Interest rates are set to remain on hold at 2 percent when the Reserve Bank board meets tomorrow. But a RateCity analysis of key economic indicators reveals an increasing likelihood that rates will be slashed further before the year is out.
Thirteen of the 18 key economic indicators analysed by RateCity this month point towards rates remaining on hold in July, while five suggest a further rate cut.
Peter Arnold, financial analyst at RateCity, said a rate cut was likely to be towards the end of the year or early next year.
“The case is building for another rate cut and we expect to see a further 0.25 percentage points wiped off the cash rate before Christmas,” he said.
“Each month we look at a wide range of factors that influence the movement of interest rates and what that means for people; whether they have a home loan or are trying to save.”
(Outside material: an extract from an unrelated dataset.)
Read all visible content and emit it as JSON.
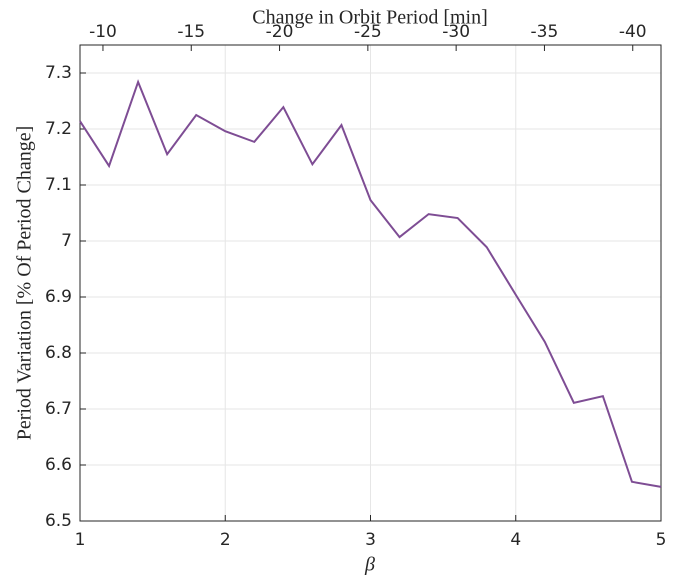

“This month twice as many indicators point to steady rates as do for a rate cut so we’re confident that we’ll see them unchanged for at least a few months to come,” he said.
High house prices and soaring household debt were among the key indicators that suggest the RBA will leave rates unchanged tomorrow. Those, combined with high consumer confidence and inflation, which remains within the target band the RBA aims for, he added.
“Consumer confidence in Australia is high but could be impacted by the economic situation in Greece, which could lead to some financial panic in global markets, opening the door for a rate cut here,” he said.